Credit: Courtesy of Furniture Consignment Gallery

What is a pie safe, anyway?

During the 1800s and well into the 1900s, running to the store to grab a sweet treat wasn’t as easy as it is today. Most baked goods were made from scratch, typically by the women who ran the household. Before the ice box and modern refrigeration, it was difficult to store certain goods that required cooler temperatures, and it was a challenge to keep things out of reach of mice and bugs.

A pie safe, also called a kitchen safe or pie cupboard, was a standalone cabinet about the size of either a large bureau or a small chest of drawers, depending on the needs of the household, and was uniquely suited to storing pies and other baked goods. Its origins have been attributed to the Pennsylvania Dutch who immigrated to the U.S. from Germany in the 1700s. This simply constructed cabinet was made from local wood, often pine, and featured two doors and a few shelves — so it sounds like a pretty standard cabinet so far. 

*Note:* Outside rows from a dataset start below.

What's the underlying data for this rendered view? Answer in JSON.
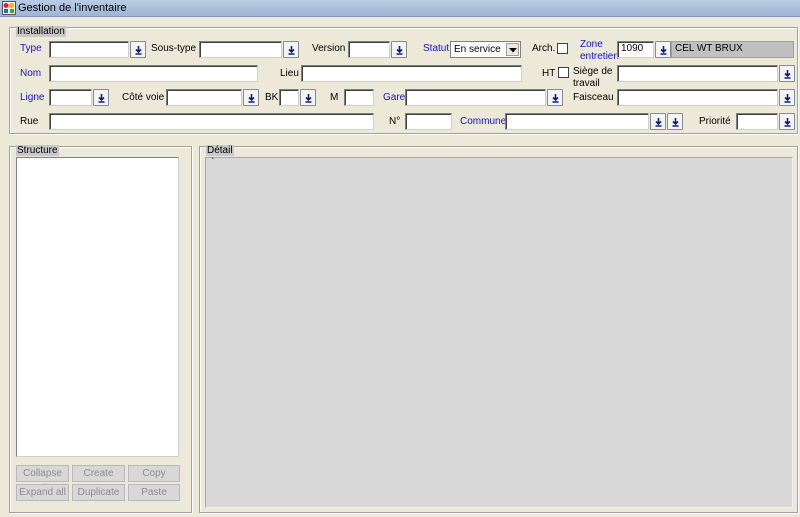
{
  "window": {
    "title": "Gestion de l'inventaire"
  },
  "installation": {
    "group_title": "Installation",
    "type_label": "Type",
    "type_value": "",
    "soustype_label": "Sous-type",
    "soustype_value": "",
    "version_label": "Version",
    "version_value": "",
    "statut_label": "Statut",
    "statut_value": "En service",
    "arch_label": "Arch.",
    "zone_label_1": "Zone",
    "zone_label_2": "entretien",
    "zone_code": "1090",
    "zone_name": "CEL WT BRUX",
    "nom_label": "Nom",
    "nom_value": "",
    "lieu_label": "Lieu",
    "lieu_value": "",
    "ht_label": "HT",
    "siege_label_1": "Siège de",
    "siege_label_2": "travail",
    "siege_value": "",
    "ligne_label": "Ligne",
    "ligne_value": "",
    "cote_label": "Côté voie",
    "cote_value": "",
    "bk_label": "BK",
    "bk_value": "",
    "m_label": "M",
    "m_value": "",
    "gare_label": "Gare",
    "gare_value": "",
    "faisceau_label": "Faisceau",
    "faisceau_value": "",
    "rue_label": "Rue",
    "rue_value": "",
    "no_label": "N°",
    "no_value": "",
    "commune_label": "Commune",
    "commune_value": "",
    "priorite_label": "Priorité",
    "priorite_value": ""
  },
  "structure": {
    "group_title": "Structure",
    "buttons": {
      "collapse_all": "Collapse all",
      "create": "Create",
      "copy": "Copy",
      "expand_all": "Expand all",
      "duplicate": "Duplicate",
      "paste": "Paste"
    }
  },
  "detail": {
    "group_title": "Détail",
    "content": "`"
  },
  "colors": {
    "window_bg": "#ECE9D8",
    "blue_label": "#1414C8",
    "lookup_arrow": "#0A1E7A"
  },
  "icons": [
    "app-icon",
    "lookup-down-arrow-icon",
    "combo-down-arrow-icon"
  ]
}
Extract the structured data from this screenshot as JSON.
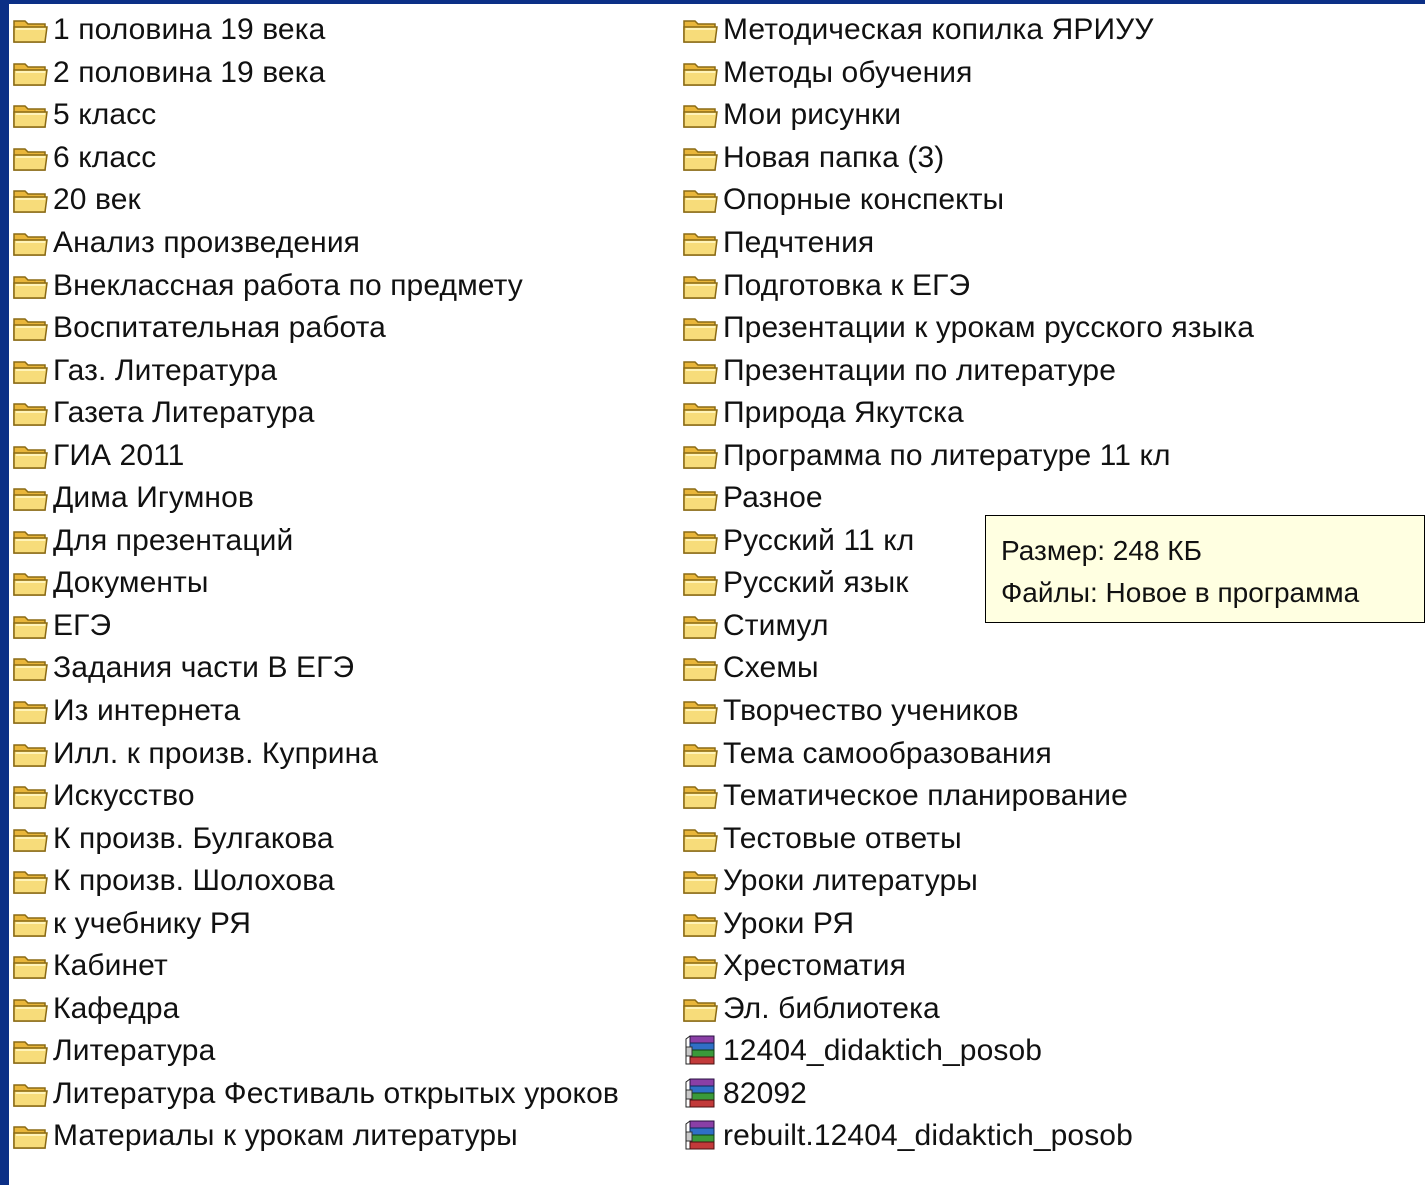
{
  "left_column": [
    {
      "label": "1 половина 19 века",
      "icon": "folder-icon"
    },
    {
      "label": "2 половина 19 века",
      "icon": "folder-icon"
    },
    {
      "label": "5 класс",
      "icon": "folder-icon"
    },
    {
      "label": "6 класс",
      "icon": "folder-icon"
    },
    {
      "label": "20 век",
      "icon": "folder-icon"
    },
    {
      "label": "Анализ произведения",
      "icon": "folder-icon"
    },
    {
      "label": "Внеклассная работа по предмету",
      "icon": "folder-icon"
    },
    {
      "label": "Воспитательная работа",
      "icon": "folder-icon"
    },
    {
      "label": "Газ. Литература",
      "icon": "folder-icon"
    },
    {
      "label": "Газета Литература",
      "icon": "folder-icon"
    },
    {
      "label": "ГИА 2011",
      "icon": "folder-icon"
    },
    {
      "label": "Дима Игумнов",
      "icon": "folder-icon"
    },
    {
      "label": "Для презентаций",
      "icon": "folder-icon"
    },
    {
      "label": "Документы",
      "icon": "folder-icon"
    },
    {
      "label": "ЕГЭ",
      "icon": "folder-icon"
    },
    {
      "label": "Задания части В ЕГЭ",
      "icon": "folder-icon"
    },
    {
      "label": "Из интернета",
      "icon": "folder-icon"
    },
    {
      "label": "Илл.  к произв. Куприна",
      "icon": "folder-icon"
    },
    {
      "label": "Искусство",
      "icon": "folder-icon"
    },
    {
      "label": "К произв. Булгакова",
      "icon": "folder-icon"
    },
    {
      "label": "К произв. Шолохова",
      "icon": "folder-icon"
    },
    {
      "label": "к учебнику РЯ",
      "icon": "folder-icon"
    },
    {
      "label": "Кабинет",
      "icon": "folder-icon"
    },
    {
      "label": "Кафедра",
      "icon": "folder-icon"
    },
    {
      "label": "Литература",
      "icon": "folder-icon"
    },
    {
      "label": "Литература Фестиваль открытых уроков",
      "icon": "folder-icon"
    },
    {
      "label": "Материалы к урокам литературы",
      "icon": "folder-icon"
    }
  ],
  "right_column": [
    {
      "label": "Методическая копилка ЯРИУУ",
      "icon": "folder-icon"
    },
    {
      "label": "Методы обучения",
      "icon": "folder-icon"
    },
    {
      "label": "Мои рисунки",
      "icon": "folder-icon"
    },
    {
      "label": "Новая папка (3)",
      "icon": "folder-icon"
    },
    {
      "label": "Опорные конспекты",
      "icon": "folder-icon"
    },
    {
      "label": "Педчтения",
      "icon": "folder-icon"
    },
    {
      "label": "Подготовка к ЕГЭ",
      "icon": "folder-icon"
    },
    {
      "label": "Презентации к урокам русского языка",
      "icon": "folder-icon"
    },
    {
      "label": "Презентации по литературе",
      "icon": "folder-icon"
    },
    {
      "label": "Природа Якутска",
      "icon": "folder-icon"
    },
    {
      "label": "Программа по литературе 11 кл",
      "icon": "folder-icon"
    },
    {
      "label": "Разное",
      "icon": "folder-icon"
    },
    {
      "label": "Русский 11 кл",
      "icon": "folder-icon"
    },
    {
      "label": "Русский язык",
      "icon": "folder-icon"
    },
    {
      "label": "Стимул",
      "icon": "folder-icon"
    },
    {
      "label": "Схемы",
      "icon": "folder-icon"
    },
    {
      "label": "Творчество учеников",
      "icon": "folder-icon"
    },
    {
      "label": "Тема самообразования",
      "icon": "folder-icon"
    },
    {
      "label": "Тематическое планирование",
      "icon": "folder-icon"
    },
    {
      "label": "Тестовые ответы",
      "icon": "folder-icon"
    },
    {
      "label": "Уроки литературы",
      "icon": "folder-icon"
    },
    {
      "label": "Уроки РЯ",
      "icon": "folder-icon"
    },
    {
      "label": "Хрестоматия",
      "icon": "folder-icon"
    },
    {
      "label": "Эл. библиотека",
      "icon": "folder-icon"
    },
    {
      "label": "12404_didaktich_posob",
      "icon": "archive-icon"
    },
    {
      "label": "82092",
      "icon": "archive-icon"
    },
    {
      "label": "rebuilt.12404_didaktich_posob",
      "icon": "archive-icon"
    }
  ],
  "tooltip": {
    "size_line": "Размер: 248 КБ",
    "files_line": "Файлы: Новое в программа"
  },
  "colors": {
    "background": "#0b2f86",
    "folder_fill": "#f5d56a",
    "tooltip_bg": "#ffffe1"
  }
}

What makes this piece of furniture unique, though, is the perforated panels located on the sides, the front, or the top of the cabinet. These tin or copper panels featured holes in intricate designs that permitted more airflow, allowing a freshly baked pie to cool while keeping insects at bay.

What’s the history behind pie safes?

Early American kitchens were often a large room with a dining table and a work table. Cabinets the way they exist today didn’t proliferate until the 1920s, unless the house had a butler’s pantry which featured lots of cabinets for storage. This meant that households used standalone cabinets to store their food, goods, and kitchen supplies. Cabinets like the pie safe became popular in many households throughout the 19th century.

The pie safe was a popular addition to a household that needed to store not only pies but also bread and other baked goods. In some cases, the cabinet’s design combined components of a pie safe and what’s known as a “jelly cupboard.”

Credit: Courtesy of 1stDibs

What’s the difference between a pie safe and a jelly cupboard?

Put simply, a pie safe was designed to store pies, while a jelly cupboard was designed to store jelly, jams, and preserves. This means that while they’re similar and would sometimes be combined into one cabinet, jelly cupboards were typically smaller than pie safes and the shelves were closer together to keep the jars from shifting around or falling out. They also often had two drawers at the top of the cupboard for more storage. Jellies and jams could be stored at room temperature, so jelly cupboards didn’t have any perforations.

Are pie safes valuable?

Depending on the condition and year they were manufactured, antique pie safes can be worth a few thousand dollars — like this one and this one. Distressed antique pie safes or pie safes built in the 20th century rather than 19th century will likely be worth less than $1,000.